Understanding Severe Weather Processes
- Studying the climatology surrounding
thunderstorms helps us understand storm morphology and evolution for individual
events, and helps us pinpoint areas and conditions that create higher risks
for lightning injuries.
Data from the National Lightning Detection Network (NLDN) has been used by NSSL scientists to produce lightning climatologies in different states including Arizona, Florida, Georgia, South Carolina, New Mexico, Kansas, Colorado, and Oklahoma. - Knowledge gained from field observations of the
atmospheric boundary layer and storm formation using mobile and fixed observing
facilities will point to new ways for the National Weather Service to use
lightning, radar, satellite, surface, sounding, and aircraft measurements
to improve forecasts and warnings of hazardous weather.
The recent Thunderstorm Electrification and Lightning Experiment (TELEX) used the Oklahoma Lightning Mapping Array, mobile laboratories, instrumented mobile mesonets, and the KOUN polarimetric radar to learn how lightning and other electrical storm properties are dependent on storm structure, updrafts, and precipitation.

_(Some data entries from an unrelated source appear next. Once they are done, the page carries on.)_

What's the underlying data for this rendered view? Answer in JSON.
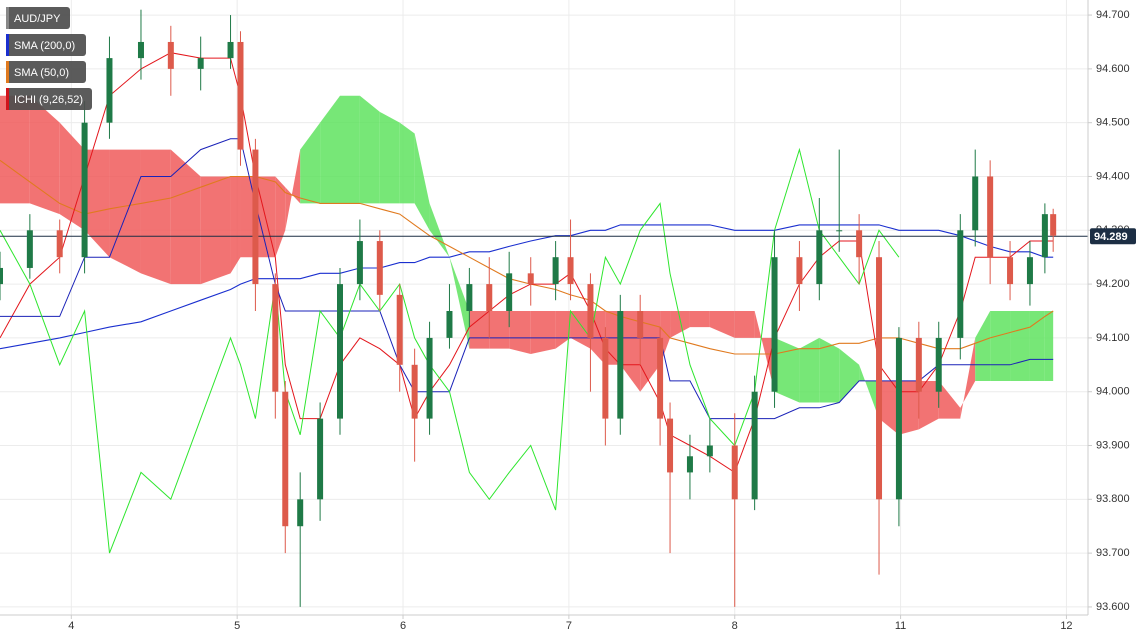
{
  "chart_data": {
    "type": "candlestick",
    "symbol": "AUD/JPY",
    "last_price": 94.289,
    "grid": true,
    "legend_position": "top-left",
    "up_color": "#1f7a47",
    "down_color": "#dd5a4b",
    "xlim": [
      -0.43,
      6.13
    ],
    "ylim": [
      93.585,
      94.728
    ],
    "xticks": [
      {
        "value": 0,
        "label": "4"
      },
      {
        "value": 1,
        "label": "5"
      },
      {
        "value": 2,
        "label": "6"
      },
      {
        "value": 3,
        "label": "7"
      },
      {
        "value": 4,
        "label": "8"
      },
      {
        "value": 5,
        "label": "11"
      },
      {
        "value": 6,
        "label": "12"
      }
    ],
    "yticks": [
      {
        "value": 93.6,
        "label": "93.600"
      },
      {
        "value": 93.7,
        "label": "93.700"
      },
      {
        "value": 93.8,
        "label": "93.800"
      },
      {
        "value": 93.9,
        "label": "93.900"
      },
      {
        "value": 94.0,
        "label": "94.000"
      },
      {
        "value": 94.1,
        "label": "94.100"
      },
      {
        "value": 94.2,
        "label": "94.200"
      },
      {
        "value": 94.3,
        "label": "94.300"
      },
      {
        "value": 94.4,
        "label": "94.400"
      },
      {
        "value": 94.5,
        "label": "94.500"
      },
      {
        "value": 94.6,
        "label": "94.600"
      },
      {
        "value": 94.7,
        "label": "94.700"
      }
    ],
    "x": [
      -0.43,
      -0.25,
      -0.07,
      0.08,
      0.23,
      0.42,
      0.6,
      0.78,
      0.96,
      1.02,
      1.11,
      1.23,
      1.29,
      1.38,
      1.5,
      1.62,
      1.74,
      1.86,
      1.98,
      2.07,
      2.16,
      2.28,
      2.4,
      2.52,
      2.64,
      2.77,
      2.92,
      3.01,
      3.13,
      3.22,
      3.31,
      3.43,
      3.55,
      3.61,
      3.73,
      3.85,
      4.0,
      4.12,
      4.24,
      4.39,
      4.51,
      4.63,
      4.75,
      4.87,
      4.99,
      5.11,
      5.23,
      5.36,
      5.45,
      5.54,
      5.66,
      5.78,
      5.87,
      5.92
    ],
    "open": [
      94.2,
      94.23,
      94.3,
      94.25,
      94.5,
      94.62,
      94.65,
      94.6,
      94.62,
      94.65,
      94.45,
      94.2,
      94.0,
      93.75,
      93.8,
      93.95,
      94.2,
      94.28,
      94.18,
      94.05,
      93.95,
      94.1,
      94.15,
      94.2,
      94.15,
      94.22,
      94.2,
      94.25,
      94.2,
      94.1,
      93.95,
      94.15,
      94.1,
      93.95,
      93.85,
      93.88,
      93.9,
      93.8,
      94.0,
      94.25,
      94.2,
      94.3,
      94.3,
      94.25,
      93.8,
      94.1,
      94.0,
      94.1,
      94.3,
      94.4,
      94.25,
      94.2,
      94.25,
      94.33
    ],
    "high": [
      94.26,
      94.33,
      94.32,
      94.54,
      94.66,
      94.71,
      94.68,
      94.66,
      94.7,
      94.67,
      94.47,
      94.22,
      94.02,
      93.85,
      93.98,
      94.23,
      94.32,
      94.3,
      94.2,
      94.08,
      94.13,
      94.2,
      94.23,
      94.25,
      94.26,
      94.25,
      94.28,
      94.32,
      94.22,
      94.12,
      94.18,
      94.18,
      94.12,
      93.98,
      93.92,
      93.95,
      93.96,
      94.03,
      94.3,
      94.28,
      94.36,
      94.45,
      94.33,
      94.28,
      94.12,
      94.13,
      94.13,
      94.33,
      94.45,
      94.43,
      94.28,
      94.28,
      94.35,
      94.34
    ],
    "low": [
      94.17,
      94.21,
      94.22,
      94.22,
      94.47,
      94.58,
      94.55,
      94.56,
      94.6,
      94.42,
      94.15,
      93.95,
      93.7,
      93.6,
      93.76,
      93.92,
      94.17,
      94.15,
      94.0,
      93.87,
      93.92,
      94.08,
      94.12,
      94.1,
      94.12,
      94.16,
      94.17,
      94.17,
      94.0,
      93.9,
      93.92,
      94.05,
      93.9,
      93.7,
      93.8,
      93.85,
      93.6,
      93.78,
      93.97,
      94.15,
      94.17,
      94.26,
      94.2,
      93.66,
      93.75,
      93.95,
      93.97,
      94.06,
      94.27,
      94.2,
      94.17,
      94.16,
      94.22,
      94.26
    ],
    "close": [
      94.23,
      94.3,
      94.25,
      94.5,
      94.62,
      94.65,
      94.6,
      94.62,
      94.65,
      94.45,
      94.2,
      94.0,
      93.75,
      93.8,
      93.95,
      94.2,
      94.28,
      94.18,
      94.05,
      93.95,
      94.1,
      94.15,
      94.2,
      94.15,
      94.22,
      94.2,
      94.25,
      94.2,
      94.1,
      93.95,
      94.15,
      94.1,
      93.95,
      93.85,
      93.88,
      93.9,
      93.8,
      94.0,
      94.25,
      94.2,
      94.3,
      94.3,
      94.25,
      93.8,
      94.1,
      94.0,
      94.1,
      94.3,
      94.4,
      94.25,
      94.2,
      94.25,
      94.33,
      94.29
    ],
    "indicators": [
      {
        "name": "SMA (200,0)",
        "color": "#1a2fcf",
        "values": [
          94.08,
          94.09,
          94.1,
          94.11,
          94.12,
          94.13,
          94.15,
          94.17,
          94.19,
          94.2,
          94.21,
          94.21,
          94.21,
          94.21,
          94.22,
          94.22,
          94.23,
          94.23,
          94.24,
          94.24,
          94.25,
          94.25,
          94.26,
          94.26,
          94.27,
          94.28,
          94.29,
          94.29,
          94.3,
          94.3,
          94.31,
          94.31,
          94.31,
          94.31,
          94.31,
          94.31,
          94.3,
          94.3,
          94.3,
          94.31,
          94.31,
          94.31,
          94.31,
          94.31,
          94.3,
          94.3,
          94.3,
          94.29,
          94.28,
          94.27,
          94.26,
          94.26,
          94.25,
          94.25
        ]
      },
      {
        "name": "SMA (50,0)",
        "color": "#e07a1f",
        "values": [
          94.43,
          94.39,
          94.35,
          94.33,
          94.34,
          94.35,
          94.36,
          94.38,
          94.4,
          94.4,
          94.4,
          94.39,
          94.37,
          94.36,
          94.35,
          94.35,
          94.35,
          94.34,
          94.33,
          94.31,
          94.29,
          94.27,
          94.25,
          94.23,
          94.21,
          94.2,
          94.19,
          94.18,
          94.17,
          94.15,
          94.14,
          94.13,
          94.12,
          94.1,
          94.09,
          94.08,
          94.07,
          94.07,
          94.07,
          94.08,
          94.08,
          94.09,
          94.09,
          94.1,
          94.1,
          94.09,
          94.08,
          94.08,
          94.09,
          94.1,
          94.11,
          94.12,
          94.14,
          94.15
        ]
      },
      {
        "name": "ICHI (9,26,52)",
        "color": "#d0141b",
        "lines": [
          {
            "color": "#e3161c",
            "values": [
              94.1,
              94.2,
              94.25,
              94.4,
              94.55,
              94.6,
              94.63,
              94.62,
              94.62,
              94.55,
              94.4,
              94.25,
              94.05,
              93.95,
              93.95,
              94.05,
              94.1,
              94.08,
              94.05,
              93.95,
              94.0,
              94.05,
              94.12,
              94.15,
              94.18,
              94.2,
              94.2,
              94.22,
              94.15,
              94.08,
              94.05,
              94.05,
              93.98,
              93.92,
              93.9,
              93.88,
              93.85,
              93.95,
              94.1,
              94.2,
              94.25,
              94.28,
              94.28,
              94.05,
              94.0,
              94.0,
              94.05,
              94.15,
              94.25,
              94.25,
              94.25,
              94.28,
              94.28,
              94.28
            ]
          },
          {
            "color": "#1a22b8",
            "values": [
              94.14,
              94.14,
              94.14,
              94.25,
              94.25,
              94.4,
              94.4,
              94.45,
              94.47,
              94.47,
              94.35,
              94.2,
              94.15,
              94.15,
              94.15,
              94.15,
              94.15,
              94.15,
              94.05,
              94.0,
              94.0,
              94.0,
              94.1,
              94.1,
              94.1,
              94.1,
              94.1,
              94.1,
              94.1,
              94.1,
              94.1,
              94.1,
              94.1,
              94.02,
              94.02,
              93.95,
              93.95,
              93.95,
              93.95,
              93.97,
              93.97,
              93.98,
              94.02,
              94.02,
              94.02,
              94.02,
              94.05,
              94.05,
              94.05,
              94.05,
              94.05,
              94.06,
              94.06,
              94.06
            ]
          },
          {
            "color": "#2ee62e",
            "values": [
              94.3,
              94.2,
              94.05,
              94.15,
              93.7,
              93.85,
              93.8,
              93.95,
              94.1,
              94.05,
              93.95,
              94.2,
              94.0,
              93.92,
              94.15,
              94.1,
              94.2,
              94.15,
              94.2,
              94.1,
              94.05,
              94.0,
              93.85,
              93.8,
              93.85,
              93.9,
              93.78,
              94.15,
              94.1,
              94.25,
              94.2,
              94.3,
              94.35,
              94.22,
              94.05,
              93.95,
              93.9,
              94.0,
              94.3,
              94.45,
              94.3,
              94.25,
              94.2,
              94.3,
              94.25,
              null,
              null,
              null,
              null,
              null,
              null,
              null,
              null,
              null
            ]
          }
        ],
        "cloud": {
          "up_color": "#5fe35f",
          "down_color": "#f05a5a",
          "span_a": [
            94.35,
            94.35,
            94.33,
            94.3,
            94.25,
            94.22,
            94.2,
            94.2,
            94.22,
            94.25,
            94.25,
            94.25,
            94.3,
            94.45,
            94.5,
            94.55,
            94.55,
            94.52,
            94.5,
            94.48,
            94.35,
            94.25,
            94.08,
            94.08,
            94.08,
            94.07,
            94.08,
            94.1,
            94.08,
            94.05,
            94.05,
            94.0,
            94.05,
            94.1,
            94.12,
            94.12,
            94.1,
            94.1,
            94.1,
            94.08,
            94.1,
            94.08,
            94.05,
            93.95,
            93.92,
            93.93,
            93.95,
            93.95,
            94.1,
            94.15,
            94.15,
            94.15,
            94.15,
            94.15
          ],
          "span_b": [
            94.55,
            94.55,
            94.5,
            94.45,
            94.45,
            94.45,
            94.45,
            94.4,
            94.4,
            94.4,
            94.4,
            94.4,
            94.38,
            94.35,
            94.35,
            94.35,
            94.35,
            94.35,
            94.35,
            94.35,
            94.3,
            94.25,
            94.15,
            94.15,
            94.15,
            94.15,
            94.15,
            94.15,
            94.15,
            94.15,
            94.15,
            94.15,
            94.15,
            94.15,
            94.15,
            94.15,
            94.15,
            94.15,
            94.0,
            93.98,
            93.98,
            93.98,
            94.02,
            94.02,
            94.02,
            94.02,
            94.02,
            93.97,
            94.02,
            94.02,
            94.02,
            94.02,
            94.02,
            94.02
          ]
        }
      }
    ]
  }
}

By analyzing three-dimensional lightning data from the Oklahoma Lightning Mapping Array, NSSL scientists hope to learn more about how storms produce intra-cloud and cloud-to-ground flashes and how each type is related to tornadoes and other severe weather.
Scientists wanting to know more about the timing and location of the initiation of storms began planning a convection initiation study (TIMEX), which later contributed to the groundwork for a major field experiment, the International H2O Project (IHOP).

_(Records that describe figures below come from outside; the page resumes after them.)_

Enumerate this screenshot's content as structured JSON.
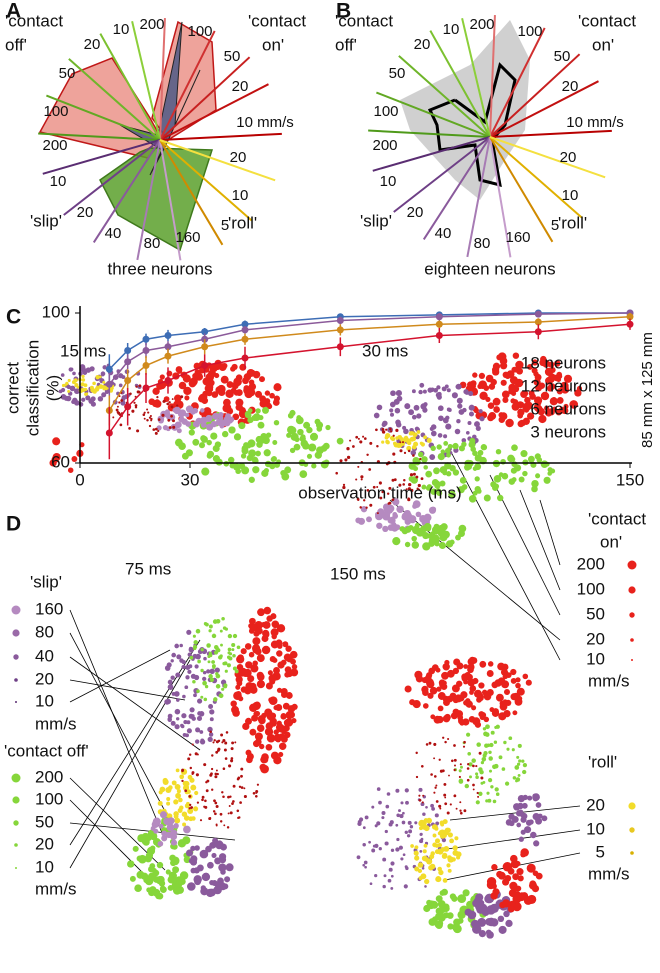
{
  "panel_a": {
    "letter": "A",
    "title": "three neurons",
    "groups": [
      {
        "name": [
          "'contact",
          "on'"
        ],
        "spokes": [
          "10 mm/s",
          "20",
          "50",
          "100",
          "200"
        ]
      },
      {
        "name": [
          "'contact",
          "off'"
        ],
        "spokes": [
          "10",
          "20",
          "50",
          "100",
          "200"
        ]
      },
      {
        "name": [
          "'slip'"
        ],
        "spokes": [
          "10",
          "20",
          "40",
          "80",
          "160"
        ]
      },
      {
        "name": [
          "'roll'"
        ],
        "spokes": [
          "5",
          "10",
          "20"
        ]
      }
    ]
  },
  "panel_b": {
    "letter": "B",
    "title": "eighteen neurons",
    "groups": [
      {
        "name": [
          "'contact",
          "on'"
        ],
        "spokes": [
          "10 mm/s",
          "20",
          "50",
          "100",
          "200"
        ]
      },
      {
        "name": [
          "'contact",
          "off'"
        ],
        "spokes": [
          "10",
          "20",
          "50",
          "100",
          "200"
        ]
      },
      {
        "name": [
          "'slip'"
        ],
        "spokes": [
          "10",
          "20",
          "40",
          "80",
          "160"
        ]
      },
      {
        "name": [
          "'roll'"
        ],
        "spokes": [
          "5",
          "10",
          "20"
        ]
      }
    ]
  },
  "chart_data": {
    "type": "line",
    "panel_label": "C",
    "xlabel": "observation time (ms)",
    "ylabel": [
      "correct",
      "classification",
      "(%)"
    ],
    "annotation": "85 mm x 125 mm",
    "xlim": [
      0,
      150
    ],
    "ylim": [
      60,
      100
    ],
    "xticks": [
      0,
      30,
      150
    ],
    "yticks": [
      60,
      100
    ],
    "x": [
      8,
      13,
      18,
      24,
      34,
      45,
      71,
      98,
      125,
      150
    ],
    "series": [
      {
        "name": "18 neurons",
        "color": "#3d6db5",
        "values": [
          85,
          90,
          93,
          94,
          95,
          97,
          99,
          99.5,
          100,
          100
        ],
        "errors": [
          4,
          2,
          1.5,
          1.5,
          1,
          1,
          0.8,
          0.5,
          0.5,
          0.5
        ]
      },
      {
        "name": "12 neurons",
        "color": "#8b5a9a",
        "values": [
          81,
          87,
          90,
          91,
          93,
          95.5,
          98,
          99,
          99.7,
          100
        ],
        "errors": [
          3,
          2,
          2,
          1.5,
          1.5,
          1,
          1,
          1,
          0.8,
          0.5
        ]
      },
      {
        "name": "6 neurons",
        "color": "#d08a1c",
        "values": [
          74,
          82,
          86,
          88.5,
          91,
          93,
          95.5,
          97,
          97.6,
          99
        ],
        "errors": [
          4,
          3,
          2.5,
          2,
          2,
          1.5,
          1.5,
          1,
          1,
          1
        ]
      },
      {
        "name": "3 neurons",
        "color": "#d4132e",
        "values": [
          68,
          75,
          80,
          82,
          86,
          88,
          91,
          94,
          95,
          97
        ],
        "errors": [
          7,
          5,
          4,
          3.5,
          3,
          3,
          2.5,
          2,
          2,
          1.5
        ]
      }
    ]
  },
  "panel_d": {
    "letter": "D",
    "times": [
      "15 ms",
      "30 ms",
      "75 ms",
      "150 ms"
    ],
    "legends": [
      {
        "title": [
          "'contact",
          "on'"
        ],
        "items": [
          "200",
          "100",
          "50",
          "20",
          "10"
        ],
        "unit": "mm/s"
      },
      {
        "title": [
          "'slip'"
        ],
        "items": [
          "160",
          "80",
          "40",
          "20",
          "10"
        ],
        "unit": "mm/s"
      },
      {
        "title": [
          "'contact off'"
        ],
        "items": [
          "200",
          "100",
          "50",
          "20",
          "10"
        ],
        "unit": "mm/s"
      },
      {
        "title": [
          "'roll'"
        ],
        "items": [
          "20",
          "10",
          "5"
        ],
        "unit": "mm/s"
      }
    ]
  }
}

Field data collected data from convection initiation research (IHOP) helps scientists understand how rolls and boundaries such as fronts and drylines develop and force cloud and storm formation, leading to improved convection initiation forecasting. - Forecasters will be able to use information about
the structure and longevity of thunderstorm complexes to make better forecasts
of derechos, widespread severe surface winds that can be extremely hazardous
to life and property.
Researchers, using model simulations to better understand how strong thunderstorm complexes with severe surface winds persist for long periods of time, found that the motion of the systems combined with knowledge of how the winds change with height 5 to 10 kilometers above the ground also plays a significant role in their structure and longevity. - Knowledge gained from numerically
simulating lightning in 3-D dynamic cloud models may lead to ways
lightning data could be used to improve forecasts.
NSSL scientists are using numerical models of thunderstorms that include lightning simulations to see if there are correlations between the total number of flashes and the strength of the updraft and the volume of hail present in the storm.